Er hustete, konnte sich jedoch nicht aufrichten. Sofort beugten sich zwei Gesichter über ihn und strahlten über beide Wangen. Es waren Bryan und Spencer.

„Wo...“, wiederholte Tala angestrengt und blickte erschöpft zwischen den beiden hin und her.

„Du bist im Krankenhaus. Der ganze Alptraum ist vorbei!“

„Das hättest du sehen müssen!“, jauchzte Bryan, „überall Flammen und so wusch! Und dann sind überall Felsbrocken von der Decke gefallen so bumm!“

„Krankenhaus?“, flüsterte Tala und blickte Spencer an, während Bryan immer noch völlig aufgedreht erzählte.

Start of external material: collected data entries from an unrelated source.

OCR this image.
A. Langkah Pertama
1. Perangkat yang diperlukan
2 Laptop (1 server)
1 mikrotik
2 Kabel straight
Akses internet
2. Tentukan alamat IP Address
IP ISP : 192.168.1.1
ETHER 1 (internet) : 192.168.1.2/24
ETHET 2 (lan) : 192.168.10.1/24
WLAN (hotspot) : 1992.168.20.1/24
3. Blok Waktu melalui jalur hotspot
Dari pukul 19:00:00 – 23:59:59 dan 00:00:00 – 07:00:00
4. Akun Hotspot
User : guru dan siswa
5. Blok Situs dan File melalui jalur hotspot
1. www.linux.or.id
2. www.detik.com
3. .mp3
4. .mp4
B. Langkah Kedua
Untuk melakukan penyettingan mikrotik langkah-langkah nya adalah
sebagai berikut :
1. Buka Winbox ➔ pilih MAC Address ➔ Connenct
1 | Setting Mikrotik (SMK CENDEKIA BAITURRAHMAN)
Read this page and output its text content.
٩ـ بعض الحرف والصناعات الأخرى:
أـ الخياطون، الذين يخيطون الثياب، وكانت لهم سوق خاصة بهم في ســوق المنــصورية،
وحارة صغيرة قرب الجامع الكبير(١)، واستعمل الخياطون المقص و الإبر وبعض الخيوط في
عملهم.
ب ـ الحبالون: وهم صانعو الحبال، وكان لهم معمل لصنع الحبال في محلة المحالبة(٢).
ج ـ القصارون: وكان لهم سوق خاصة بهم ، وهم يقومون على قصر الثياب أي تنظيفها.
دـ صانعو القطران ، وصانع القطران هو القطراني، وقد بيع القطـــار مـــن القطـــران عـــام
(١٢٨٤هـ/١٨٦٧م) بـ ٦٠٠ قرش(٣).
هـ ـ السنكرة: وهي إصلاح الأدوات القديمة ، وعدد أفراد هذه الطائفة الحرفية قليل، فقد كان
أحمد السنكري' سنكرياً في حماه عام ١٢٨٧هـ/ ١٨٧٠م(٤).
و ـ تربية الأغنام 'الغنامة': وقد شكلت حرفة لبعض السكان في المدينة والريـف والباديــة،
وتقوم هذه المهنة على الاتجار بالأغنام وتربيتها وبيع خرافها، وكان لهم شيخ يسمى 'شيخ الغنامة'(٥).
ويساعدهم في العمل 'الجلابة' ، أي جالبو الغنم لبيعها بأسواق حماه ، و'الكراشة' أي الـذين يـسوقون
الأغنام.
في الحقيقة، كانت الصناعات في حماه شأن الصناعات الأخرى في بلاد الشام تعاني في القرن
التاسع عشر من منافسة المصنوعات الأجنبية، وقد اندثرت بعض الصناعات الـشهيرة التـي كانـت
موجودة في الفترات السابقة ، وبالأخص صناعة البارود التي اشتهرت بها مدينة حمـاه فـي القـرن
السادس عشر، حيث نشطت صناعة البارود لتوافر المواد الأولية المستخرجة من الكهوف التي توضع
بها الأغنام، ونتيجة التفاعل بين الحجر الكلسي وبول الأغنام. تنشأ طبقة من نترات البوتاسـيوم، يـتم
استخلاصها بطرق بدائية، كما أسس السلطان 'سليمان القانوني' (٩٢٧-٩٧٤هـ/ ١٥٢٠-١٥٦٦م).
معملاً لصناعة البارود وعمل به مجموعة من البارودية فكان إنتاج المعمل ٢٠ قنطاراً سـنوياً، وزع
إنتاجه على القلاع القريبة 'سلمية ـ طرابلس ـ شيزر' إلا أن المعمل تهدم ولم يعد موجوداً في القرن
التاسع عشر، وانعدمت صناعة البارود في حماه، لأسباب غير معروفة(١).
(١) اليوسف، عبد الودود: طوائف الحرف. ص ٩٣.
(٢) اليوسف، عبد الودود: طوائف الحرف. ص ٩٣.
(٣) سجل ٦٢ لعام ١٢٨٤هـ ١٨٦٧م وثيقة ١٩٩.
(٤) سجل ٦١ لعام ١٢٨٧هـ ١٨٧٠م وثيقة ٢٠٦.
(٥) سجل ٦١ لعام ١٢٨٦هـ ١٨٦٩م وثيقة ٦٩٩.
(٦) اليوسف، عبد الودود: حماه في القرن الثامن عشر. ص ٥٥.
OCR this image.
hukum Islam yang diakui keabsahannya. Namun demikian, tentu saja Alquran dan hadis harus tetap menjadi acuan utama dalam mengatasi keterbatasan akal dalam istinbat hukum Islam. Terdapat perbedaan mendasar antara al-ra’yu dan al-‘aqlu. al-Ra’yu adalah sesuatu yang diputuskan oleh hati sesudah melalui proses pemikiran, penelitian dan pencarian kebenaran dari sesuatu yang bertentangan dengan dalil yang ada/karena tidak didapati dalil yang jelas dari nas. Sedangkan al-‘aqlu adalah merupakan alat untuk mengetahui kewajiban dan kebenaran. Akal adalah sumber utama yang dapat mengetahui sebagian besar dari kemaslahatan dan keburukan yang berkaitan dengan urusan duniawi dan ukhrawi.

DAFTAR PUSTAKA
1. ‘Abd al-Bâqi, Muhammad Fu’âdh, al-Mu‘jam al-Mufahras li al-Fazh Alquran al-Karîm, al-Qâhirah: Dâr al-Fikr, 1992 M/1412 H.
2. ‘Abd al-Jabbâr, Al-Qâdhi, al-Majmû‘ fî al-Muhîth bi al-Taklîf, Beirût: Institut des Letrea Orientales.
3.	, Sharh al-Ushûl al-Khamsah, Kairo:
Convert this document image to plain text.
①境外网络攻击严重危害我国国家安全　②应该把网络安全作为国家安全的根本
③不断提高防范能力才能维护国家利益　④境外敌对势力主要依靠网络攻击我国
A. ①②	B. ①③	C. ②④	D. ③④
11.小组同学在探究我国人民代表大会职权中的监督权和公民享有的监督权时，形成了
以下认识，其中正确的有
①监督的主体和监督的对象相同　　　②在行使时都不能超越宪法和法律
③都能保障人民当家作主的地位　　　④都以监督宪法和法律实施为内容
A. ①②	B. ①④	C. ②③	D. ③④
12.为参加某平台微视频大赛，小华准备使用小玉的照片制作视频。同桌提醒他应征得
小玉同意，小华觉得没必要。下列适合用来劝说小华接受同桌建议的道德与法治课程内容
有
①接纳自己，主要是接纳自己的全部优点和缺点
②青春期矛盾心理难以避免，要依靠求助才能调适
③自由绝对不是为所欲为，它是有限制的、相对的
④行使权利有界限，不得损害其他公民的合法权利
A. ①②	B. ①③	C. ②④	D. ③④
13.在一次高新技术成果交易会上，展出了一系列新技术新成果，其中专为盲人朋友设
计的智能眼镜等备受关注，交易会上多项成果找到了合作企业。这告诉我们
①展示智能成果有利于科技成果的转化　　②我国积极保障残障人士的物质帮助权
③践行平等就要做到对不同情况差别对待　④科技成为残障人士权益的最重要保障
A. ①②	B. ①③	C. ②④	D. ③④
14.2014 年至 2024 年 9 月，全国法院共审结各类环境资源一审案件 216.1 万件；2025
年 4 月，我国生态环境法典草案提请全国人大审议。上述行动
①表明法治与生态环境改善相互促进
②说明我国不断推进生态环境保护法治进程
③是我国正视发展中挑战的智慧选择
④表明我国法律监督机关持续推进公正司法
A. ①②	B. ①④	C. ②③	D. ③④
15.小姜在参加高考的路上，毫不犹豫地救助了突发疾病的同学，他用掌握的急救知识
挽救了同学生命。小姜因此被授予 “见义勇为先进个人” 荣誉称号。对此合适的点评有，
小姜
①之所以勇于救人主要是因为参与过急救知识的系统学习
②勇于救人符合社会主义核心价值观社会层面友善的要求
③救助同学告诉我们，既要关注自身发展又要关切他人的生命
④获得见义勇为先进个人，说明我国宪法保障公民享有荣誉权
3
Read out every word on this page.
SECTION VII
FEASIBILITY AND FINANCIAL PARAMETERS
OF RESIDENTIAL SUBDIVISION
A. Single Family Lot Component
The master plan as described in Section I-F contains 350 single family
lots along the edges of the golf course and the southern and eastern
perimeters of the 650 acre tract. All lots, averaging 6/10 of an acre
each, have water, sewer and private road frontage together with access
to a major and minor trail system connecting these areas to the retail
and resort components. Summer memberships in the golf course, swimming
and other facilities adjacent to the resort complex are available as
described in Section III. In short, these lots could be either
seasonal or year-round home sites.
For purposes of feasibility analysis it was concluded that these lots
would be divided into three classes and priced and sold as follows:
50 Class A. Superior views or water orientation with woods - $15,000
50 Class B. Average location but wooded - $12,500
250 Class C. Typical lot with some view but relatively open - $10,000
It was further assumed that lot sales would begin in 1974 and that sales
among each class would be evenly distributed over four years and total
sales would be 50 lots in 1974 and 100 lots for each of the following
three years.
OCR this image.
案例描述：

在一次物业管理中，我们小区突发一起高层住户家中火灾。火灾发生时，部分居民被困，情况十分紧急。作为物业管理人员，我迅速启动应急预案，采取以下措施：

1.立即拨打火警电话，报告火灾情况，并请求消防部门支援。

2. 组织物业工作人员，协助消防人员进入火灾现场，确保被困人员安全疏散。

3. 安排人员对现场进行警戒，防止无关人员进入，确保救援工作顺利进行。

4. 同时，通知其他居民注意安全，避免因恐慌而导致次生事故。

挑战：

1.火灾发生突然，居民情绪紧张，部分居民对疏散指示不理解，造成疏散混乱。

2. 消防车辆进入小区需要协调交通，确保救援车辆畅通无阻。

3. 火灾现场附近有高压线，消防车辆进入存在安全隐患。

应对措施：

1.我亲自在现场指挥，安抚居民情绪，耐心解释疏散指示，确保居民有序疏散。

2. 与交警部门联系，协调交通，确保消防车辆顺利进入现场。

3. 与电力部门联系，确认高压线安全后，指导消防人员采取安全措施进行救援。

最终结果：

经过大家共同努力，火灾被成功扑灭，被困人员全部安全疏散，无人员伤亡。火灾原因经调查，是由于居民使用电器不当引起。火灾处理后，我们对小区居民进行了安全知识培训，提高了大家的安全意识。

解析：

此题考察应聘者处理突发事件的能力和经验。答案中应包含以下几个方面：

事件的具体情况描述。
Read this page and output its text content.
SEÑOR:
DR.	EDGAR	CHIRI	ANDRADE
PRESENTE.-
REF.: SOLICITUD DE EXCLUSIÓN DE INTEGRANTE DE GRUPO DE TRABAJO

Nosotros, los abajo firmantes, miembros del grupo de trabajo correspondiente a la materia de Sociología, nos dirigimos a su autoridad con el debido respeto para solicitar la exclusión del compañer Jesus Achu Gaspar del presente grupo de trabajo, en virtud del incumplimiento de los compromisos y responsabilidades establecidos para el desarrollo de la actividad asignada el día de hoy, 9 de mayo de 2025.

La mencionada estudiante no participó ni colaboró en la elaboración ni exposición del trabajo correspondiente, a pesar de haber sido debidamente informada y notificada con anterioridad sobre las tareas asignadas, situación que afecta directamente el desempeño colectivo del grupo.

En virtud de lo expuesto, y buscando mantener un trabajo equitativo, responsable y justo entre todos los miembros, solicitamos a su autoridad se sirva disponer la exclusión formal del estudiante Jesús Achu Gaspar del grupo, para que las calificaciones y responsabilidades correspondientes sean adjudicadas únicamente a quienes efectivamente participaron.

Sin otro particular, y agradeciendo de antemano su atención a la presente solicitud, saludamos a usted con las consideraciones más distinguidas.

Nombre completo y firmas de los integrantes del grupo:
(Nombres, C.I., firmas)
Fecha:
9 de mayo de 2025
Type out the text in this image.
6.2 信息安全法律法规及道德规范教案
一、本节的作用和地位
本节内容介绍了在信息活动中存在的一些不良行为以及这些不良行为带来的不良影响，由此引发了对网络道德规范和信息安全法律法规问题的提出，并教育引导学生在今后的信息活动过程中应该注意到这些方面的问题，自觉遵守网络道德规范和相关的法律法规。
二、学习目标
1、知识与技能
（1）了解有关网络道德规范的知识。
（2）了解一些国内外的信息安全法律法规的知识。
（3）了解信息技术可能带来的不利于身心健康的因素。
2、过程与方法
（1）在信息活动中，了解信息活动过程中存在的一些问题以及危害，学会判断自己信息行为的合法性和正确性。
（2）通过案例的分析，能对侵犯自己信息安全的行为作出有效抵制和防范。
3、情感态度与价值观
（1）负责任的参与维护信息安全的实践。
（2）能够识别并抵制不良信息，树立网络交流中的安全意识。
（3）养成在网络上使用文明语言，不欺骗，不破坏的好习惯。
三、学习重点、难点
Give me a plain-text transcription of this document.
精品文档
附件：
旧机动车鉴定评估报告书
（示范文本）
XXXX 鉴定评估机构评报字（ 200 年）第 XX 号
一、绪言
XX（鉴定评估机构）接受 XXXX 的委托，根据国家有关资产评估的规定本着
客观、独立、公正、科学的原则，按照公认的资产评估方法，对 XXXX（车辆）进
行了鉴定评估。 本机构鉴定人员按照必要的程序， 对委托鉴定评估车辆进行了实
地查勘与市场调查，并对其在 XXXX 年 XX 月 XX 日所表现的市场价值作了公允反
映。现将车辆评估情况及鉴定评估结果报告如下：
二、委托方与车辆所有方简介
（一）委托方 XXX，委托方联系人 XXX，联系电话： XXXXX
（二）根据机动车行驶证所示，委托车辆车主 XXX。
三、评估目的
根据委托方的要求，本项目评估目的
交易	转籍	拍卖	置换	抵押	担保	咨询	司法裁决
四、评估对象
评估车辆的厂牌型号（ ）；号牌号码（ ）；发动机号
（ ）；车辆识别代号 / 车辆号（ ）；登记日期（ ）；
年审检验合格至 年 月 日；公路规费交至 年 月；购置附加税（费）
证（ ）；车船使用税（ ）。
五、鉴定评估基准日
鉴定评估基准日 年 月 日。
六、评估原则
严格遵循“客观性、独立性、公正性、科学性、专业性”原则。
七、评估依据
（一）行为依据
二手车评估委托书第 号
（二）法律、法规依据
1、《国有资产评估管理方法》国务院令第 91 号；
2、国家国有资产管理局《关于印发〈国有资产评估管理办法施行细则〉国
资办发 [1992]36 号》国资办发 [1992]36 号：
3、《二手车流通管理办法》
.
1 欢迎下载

„Ja, Tala. Wir sind alle im Krankenhaus...“

„Luna?“

„Sie wird operiert. Ihre Naht ist aufgegangen und hat sich anscheinend auch noch entzündet...“

„Sie lebt.“

„Natürlich lebt sie. Alter das ist deine Frau! Die kriegt man so schnell nicht klein!“, rief Bryan und fuchtelte wild mit seinen Händen.

Die Zimmertüre sprang schwungvoll auf und Kais Vater blickte Bryan finster an. Der Russe setzte sich augenblicklich still auf seinen Stuhl und gab keinen Pieps mehr von sich.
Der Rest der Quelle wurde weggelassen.